"Andere" Freunde

  • Also, erstmal Tag zusammen, ich bin Kolibri- also ein recht empfindliches Seelenvögelchen, das gerne Honig mag und gelegentlich leider auf der Stelle tritt bzw. propellert. Der Beitrag zum Thema "Freunde" vom Poem hat mich sehr bewegt und deswegen dachte ich ich stell hier auch mal was über Freundschaft rein. Es ist ein Teil aus meinem Reiseroman-Entwurf "Walk of Life- eine Lebensreise" (hat nichts mit den Dire Straits zu tun).
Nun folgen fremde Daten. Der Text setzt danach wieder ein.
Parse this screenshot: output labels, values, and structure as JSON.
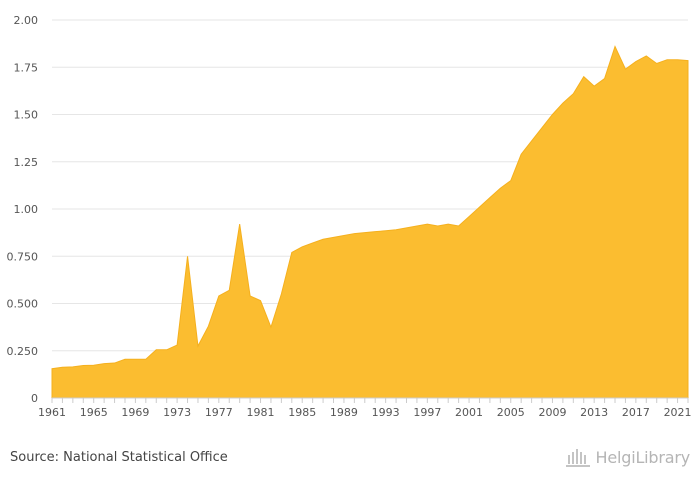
{
  "chart_data": {
    "type": "area",
    "title": "",
    "xlabel": "",
    "ylabel": "",
    "x": [
      1961,
      1962,
      1963,
      1964,
      1965,
      1966,
      1967,
      1968,
      1969,
      1970,
      1971,
      1972,
      1973,
      1974,
      1975,
      1976,
      1977,
      1978,
      1979,
      1980,
      1981,
      1982,
      1983,
      1984,
      1985,
      1986,
      1987,
      1988,
      1989,
      1990,
      1991,
      1992,
      1993,
      1994,
      1995,
      1996,
      1997,
      1998,
      1999,
      2000,
      2001,
      2002,
      2003,
      2004,
      2005,
      2006,
      2007,
      2008,
      2009,
      2010,
      2011,
      2012,
      2013,
      2014,
      2015,
      2016,
      2017,
      2018,
      2019,
      2020,
      2021,
      2022
    ],
    "values": [
      0.155,
      0.163,
      0.165,
      0.172,
      0.173,
      0.182,
      0.185,
      0.205,
      0.205,
      0.205,
      0.255,
      0.255,
      0.28,
      0.75,
      0.275,
      0.38,
      0.54,
      0.57,
      0.92,
      0.54,
      0.515,
      0.375,
      0.55,
      0.77,
      0.8,
      0.82,
      0.84,
      0.85,
      0.86,
      0.87,
      0.875,
      0.88,
      0.885,
      0.89,
      0.9,
      0.91,
      0.92,
      0.91,
      0.92,
      0.91,
      0.96,
      1.01,
      1.06,
      1.11,
      1.15,
      1.29,
      1.36,
      1.43,
      1.5,
      1.56,
      1.61,
      1.7,
      1.65,
      1.69,
      1.86,
      1.74,
      1.78,
      1.81,
      1.77,
      1.79,
      1.79,
      1.785
    ],
    "x_ticks": [
      "1961",
      "1965",
      "1969",
      "1973",
      "1977",
      "1981",
      "1985",
      "1989",
      "1993",
      "1997",
      "2001",
      "2005",
      "2009",
      "2013",
      "2017",
      "2021"
    ],
    "y_ticks": [
      "0",
      "0.250",
      "0.500",
      "0.750",
      "1.00",
      "1.25",
      "1.50",
      "1.75",
      "2.00"
    ],
    "y_tick_values": [
      0,
      0.25,
      0.5,
      0.75,
      1.0,
      1.25,
      1.5,
      1.75,
      2.0
    ],
    "ylim": [
      0,
      2.0
    ],
    "xlim": [
      1961,
      2022
    ],
    "grid": true,
    "fill_color": "#fbbd30",
    "stroke_color": "#f5b01e"
  },
  "footer": {
    "source": "Source: National Statistical Office",
    "logo_text": "HelgiLibrary"
  }
}
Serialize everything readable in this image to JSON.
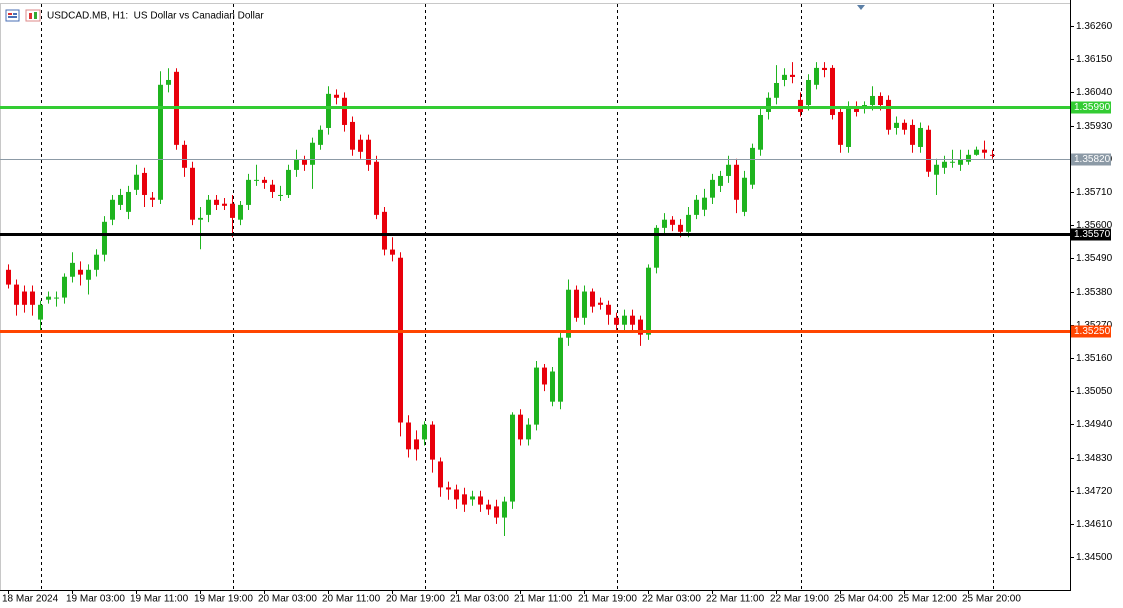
{
  "chart_data": {
    "type": "candlestick",
    "title": "USDCAD.MB, H1:  US Dollar vs Canadian Dollar",
    "x_labels": [
      "18 Mar 2024",
      "19 Mar 03:00",
      "19 Mar 11:00",
      "19 Mar 19:00",
      "20 Mar 03:00",
      "20 Mar 11:00",
      "20 Mar 19:00",
      "21 Mar 03:00",
      "21 Mar 11:00",
      "21 Mar 19:00",
      "22 Mar 03:00",
      "22 Mar 11:00",
      "22 Mar 19:00",
      "25 Mar 04:00",
      "25 Mar 12:00",
      "25 Mar 20:00"
    ],
    "open": [
      1.35452,
      1.35403,
      1.3538,
      1.3538,
      1.35287,
      1.35353,
      1.3536,
      1.3536,
      1.35429,
      1.35452,
      1.35419,
      1.35452,
      1.35502,
      1.35618,
      1.35667,
      1.35644,
      1.35717,
      1.35773,
      1.35691,
      1.35684,
      1.36065,
      1.36108,
      1.35866,
      1.3579,
      1.35618,
      1.35634,
      1.35684,
      1.35671,
      1.35671,
      1.35618,
      1.35667,
      1.3575,
      1.3575,
      1.35734,
      1.357,
      1.357,
      1.35783,
      1.35816,
      1.358,
      1.35866,
      1.35922,
      1.36032,
      1.36022,
      1.35942,
      1.35883,
      1.35883,
      1.3581,
      1.35644,
      1.35519,
      1.35492,
      1.34946,
      1.3489,
      1.3489,
      1.34939,
      1.34817,
      1.34731,
      1.34724,
      1.34708,
      1.34691,
      1.34701,
      1.34674,
      1.34668,
      1.34631,
      1.34684,
      1.34972,
      1.3489,
      1.34939,
      1.35128,
      1.35015,
      1.35015,
      1.35227,
      1.35386,
      1.35293,
      1.3538,
      1.35343,
      1.35336,
      1.35293,
      1.3527,
      1.353,
      1.35287,
      1.35237,
      1.35459,
      1.35591,
      1.35618,
      1.35601,
      1.35578,
      1.35634,
      1.35651,
      1.35691,
      1.3573,
      1.35763,
      1.358,
      1.35644,
      1.35734,
      1.3585,
      1.35975,
      1.36022,
      1.36081,
      1.36098,
      1.36015,
      1.35998,
      1.36065,
      1.36121,
      1.36121,
      1.35975,
      1.35859,
      1.35989,
      1.35989,
      1.35998,
      1.36028,
      1.36015,
      1.35922,
      1.35939,
      1.35932,
      1.35859,
      1.35916,
      1.35767,
      1.3579,
      1.3581,
      1.358,
      1.3581,
      1.35833,
      1.3585,
      1.35833
    ],
    "high": [
      1.3547,
      1.3542,
      1.354,
      1.354,
      1.3535,
      1.3538,
      1.3538,
      1.3544,
      1.3551,
      1.3548,
      1.3547,
      1.3552,
      1.3563,
      1.357,
      1.3572,
      1.3573,
      1.358,
      1.3579,
      1.3571,
      1.3611,
      1.3612,
      1.3612,
      1.3588,
      1.3581,
      1.3566,
      1.357,
      1.357,
      1.3569,
      1.357,
      1.3568,
      1.3577,
      1.358,
      1.3576,
      1.3575,
      1.3573,
      1.358,
      1.3585,
      1.3583,
      1.3589,
      1.3593,
      1.3606,
      1.3605,
      1.3604,
      1.3596,
      1.359,
      1.359,
      1.3583,
      1.3566,
      1.3556,
      1.3551,
      1.3497,
      1.3492,
      1.3495,
      1.3495,
      1.3483,
      1.3475,
      1.3474,
      1.3473,
      1.3472,
      1.3472,
      1.3469,
      1.3469,
      1.347,
      1.3498,
      1.3499,
      1.3496,
      1.3515,
      1.3514,
      1.3513,
      1.3525,
      1.3542,
      1.354,
      1.354,
      1.3539,
      1.3536,
      1.3535,
      1.3531,
      1.3532,
      1.3532,
      1.353,
      1.3547,
      1.356,
      1.3564,
      1.3563,
      1.3562,
      1.3566,
      1.357,
      1.3572,
      1.3577,
      1.3578,
      1.3583,
      1.3582,
      1.3578,
      1.3587,
      1.3599,
      1.3604,
      1.3613,
      1.3612,
      1.3614,
      1.3604,
      1.361,
      1.3614,
      1.3614,
      1.3613,
      1.3599,
      1.3601,
      1.3601,
      1.3601,
      1.3606,
      1.3604,
      1.3603,
      1.3596,
      1.3595,
      1.3595,
      1.3594,
      1.3593,
      1.3582,
      1.3583,
      1.3585,
      1.3585,
      1.3585,
      1.3586,
      1.3588,
      1.3585
    ],
    "low": [
      1.3539,
      1.353,
      1.3531,
      1.353,
      1.3525,
      1.3534,
      1.3533,
      1.3534,
      1.3541,
      1.354,
      1.3537,
      1.3543,
      1.3548,
      1.356,
      1.3565,
      1.3562,
      1.357,
      1.3566,
      1.3566,
      1.3567,
      1.3604,
      1.3585,
      1.3576,
      1.356,
      1.3552,
      1.3561,
      1.3565,
      1.3565,
      1.3556,
      1.356,
      1.3565,
      1.3573,
      1.3572,
      1.3569,
      1.3568,
      1.3569,
      1.3576,
      1.3578,
      1.3572,
      1.3585,
      1.359,
      1.36,
      1.3591,
      1.3583,
      1.3582,
      1.3578,
      1.3562,
      1.355,
      1.3548,
      1.349,
      1.3483,
      1.3482,
      1.3487,
      1.3478,
      1.347,
      1.3469,
      1.3466,
      1.3465,
      1.3467,
      1.3465,
      1.3464,
      1.3461,
      1.3457,
      1.3466,
      1.3487,
      1.3487,
      1.3492,
      1.3505,
      1.35,
      1.3499,
      1.352,
      1.3528,
      1.3527,
      1.3531,
      1.3532,
      1.3527,
      1.3525,
      1.3525,
      1.3525,
      1.352,
      1.3522,
      1.3544,
      1.3557,
      1.3558,
      1.3556,
      1.3556,
      1.3562,
      1.3563,
      1.3567,
      1.3571,
      1.3574,
      1.3564,
      1.3563,
      1.3572,
      1.3583,
      1.3595,
      1.36,
      1.3606,
      1.3607,
      1.3596,
      1.3598,
      1.3605,
      1.3609,
      1.3595,
      1.3584,
      1.3584,
      1.3596,
      1.3597,
      1.3598,
      1.3598,
      1.359,
      1.359,
      1.359,
      1.3584,
      1.3584,
      1.3576,
      1.357,
      1.3577,
      1.3579,
      1.3578,
      1.358,
      1.3583,
      1.3582,
      1.3582
    ],
    "close": [
      1.35403,
      1.35336,
      1.35336,
      1.35336,
      1.35336,
      1.35363,
      1.3536,
      1.35429,
      1.35475,
      1.35436,
      1.35452,
      1.35502,
      1.35611,
      1.35684,
      1.357,
      1.3571,
      1.35767,
      1.357,
      1.35684,
      1.36065,
      1.36081,
      1.35866,
      1.3579,
      1.35618,
      1.35624,
      1.35684,
      1.35667,
      1.35664,
      1.35624,
      1.35667,
      1.3575,
      1.3575,
      1.3574,
      1.3571,
      1.357,
      1.35783,
      1.35816,
      1.358,
      1.35873,
      1.35916,
      1.36035,
      1.36022,
      1.35932,
      1.3585,
      1.35843,
      1.358,
      1.35634,
      1.35519,
      1.35502,
      1.34946,
      1.34857,
      1.34857,
      1.34939,
      1.34823,
      1.34731,
      1.34724,
      1.34691,
      1.34674,
      1.34701,
      1.34674,
      1.34658,
      1.34631,
      1.34684,
      1.34972,
      1.3489,
      1.34939,
      1.35128,
      1.35072,
      1.35115,
      1.35227,
      1.35386,
      1.35293,
      1.3538,
      1.3533,
      1.35336,
      1.35303,
      1.3527,
      1.353,
      1.3527,
      1.35237,
      1.35459,
      1.35591,
      1.35618,
      1.35601,
      1.35578,
      1.35634,
      1.35684,
      1.35691,
      1.3575,
      1.35763,
      1.358,
      1.35684,
      1.35757,
      1.35856,
      1.35965,
      1.36022,
      1.36071,
      1.36098,
      1.36091,
      1.35975,
      1.36081,
      1.36121,
      1.36114,
      1.35965,
      1.35866,
      1.35989,
      1.35975,
      1.35998,
      1.36028,
      1.35998,
      1.35916,
      1.35939,
      1.35916,
      1.35866,
      1.35922,
      1.35777,
      1.358,
      1.3581,
      1.3581,
      1.35816,
      1.35833,
      1.3585,
      1.3584,
      1.3583
    ],
    "up_color": "#1fb41f",
    "down_color": "#e8000b",
    "ylim": [
      1.36346,
      1.34391
    ],
    "yticks": [
      {
        "value": 1.3626,
        "label": "1.36260"
      },
      {
        "value": 1.3615,
        "label": "1.36150"
      },
      {
        "value": 1.3604,
        "label": "1.36040"
      },
      {
        "value": 1.3593,
        "label": "1.35930"
      },
      {
        "value": 1.3582,
        "label": "1.35820"
      },
      {
        "value": 1.3571,
        "label": "1.35710"
      },
      {
        "value": 1.356,
        "label": "1.35600"
      },
      {
        "value": 1.3549,
        "label": "1.35490"
      },
      {
        "value": 1.3538,
        "label": "1.35380"
      },
      {
        "value": 1.3527,
        "label": "1.35270"
      },
      {
        "value": 1.3516,
        "label": "1.35160"
      },
      {
        "value": 1.3505,
        "label": "1.35050"
      },
      {
        "value": 1.3494,
        "label": "1.34940"
      },
      {
        "value": 1.3483,
        "label": "1.34830"
      },
      {
        "value": 1.3472,
        "label": "1.34720"
      },
      {
        "value": 1.3461,
        "label": "1.34610"
      },
      {
        "value": 1.345,
        "label": "1.34500"
      }
    ],
    "levels": [
      {
        "value": 1.3599,
        "label": "1.35990",
        "color": "#33cc33",
        "width": 3
      },
      {
        "value": 1.3582,
        "label": "1.35820",
        "color": "#8c9aa6",
        "width": 1
      },
      {
        "value": 1.3557,
        "label": "1.35570",
        "color": "#000000",
        "width": 3
      },
      {
        "value": 1.3525,
        "label": "1.35250",
        "color": "#ff4500",
        "width": 3
      }
    ],
    "grid": false
  }
}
Die ereignisse darin finde ich selber gelegentlich trivial aber herzlich. copyright 2005 F.H.



    „Ich könnte Torfi umbringen!“
    „Bitte wen?“
    „Den Jungen in dem roten T-Shirt. Der uns das Jugendhaus aufgeschlossen hat.“
    „Ach... deeeeen da. Ja, ich glaube ich weiß wen du meinst. Aber der sah doch ganz nett aus.“
    „Da kennst du ihn schlecht. Er hat die Schlüssel zum Jugendhaus und deswegen meint er immer, er muss bei sämtlichen Treffen dabei sein und alles bestimmen und alles besser wissen.“ Johanna verzieht das Gesicht, als hätte sie gerade in eine Zitrone gebissen.
    „Also, wie, der gehört gar nicht zu Lifid?“
    „Um Gottes Willen, nein! Und das eine sag ich dir, wenn der sich noch einmal so aufführt wie heute, schlag ich ihn windelweich! Dann verprügel ich ihn dass er nicht mehr weiß wo oben und unten ist!“
    Hat er sich aufgeführt? Hm, ich hab ja Gott sei Dank nicht alles verstanden.
    Isländische Meetings sind halt noch ein Bisschen schwierig. Wenn Johanna, Asdis und ich allein miteinander reden, ist die offizielle Amtssprache sicherheitshalber Englisch.
    „Aaaah, ich hab ne Idee, Johanna! Du verprügelst den, und ich verprügel Julli. Das ist so ein Typ aus dem Island-Reiseforum wo ich manchmal bin. Ein Deutscher, der nach Island ausgewandert ist- und alle Deutschen hasst und versucht isländischer zu sein als die Isländer.“
    „Aha?“ macht Johanna interessiert.
    „Der und seine Kumpanen haben es fast geschafft, mir Angst vor Island zu machen!“ klage ich an. „Die haben mich so verrückt gemacht, dass ich zwei Tage vor Abreise fast meinen Flug storniert hätte. Weil sie mir so ein Gefühl gegeben haben, dass mich hier niemand haben will!“
    „Oh oh, den müssen wir aber wirklich verdreschen!“ meldet sich Asdis zu Wort. „Da nehmen wir Hannas Ersatz-Bein, und dann geht’s ab, wow!“ Sie angelt schon mal nach der Prothese auf dem Rücksitz.
    „Der wohnt aber in Njardvík,“ gebe ich zu bedenken.
    Johanna legt den Gang ein.


    Natürlich sind wir an jenem Abend nicht nach Njardvík gefahren. Johanna hat mir geholfen, meine Einkäufe rauf in die Wohnung zu tragen. Jetzt hätt ich fast gesagt, „obwohl sie selbst behindert ist.“ Aber wer sagt denn, dass Behinderte keine schweren Sachen tragen können? Johanna und ich konnten es ganz gut, und noch dazu ganz ohne Treppen. Hoch lebe Johanna mit ihrem Einfallsreichtum... denn auf dem Lift steht zwar groß und fett „Lastenaufzug“, aber wer sagt denn dass Menschen nicht auch mal damit fahren dürfen. Wir haben Äpfel, Cornflakes und co in die Wohnung gestellt und beschlossen, Julli und Torfi einfach Julli und Torfi sein zu lassen. Eines Tages werden sie in all ihrer Griesgrämigkeit einsam sterben. Denn sie schaffen sich so keine Freunde. Ich aber habe jetzt Freunde gefunden, und was für welche. Mit ihnen kann ich rumblödeln und lachen -und wie !- und sie helfen mir hier zurechtzukommen. Von wegen, Island ist ein einsames und unterkühltes Land. Solche Freunde wie Johanna und Asdis hat nicht jeder.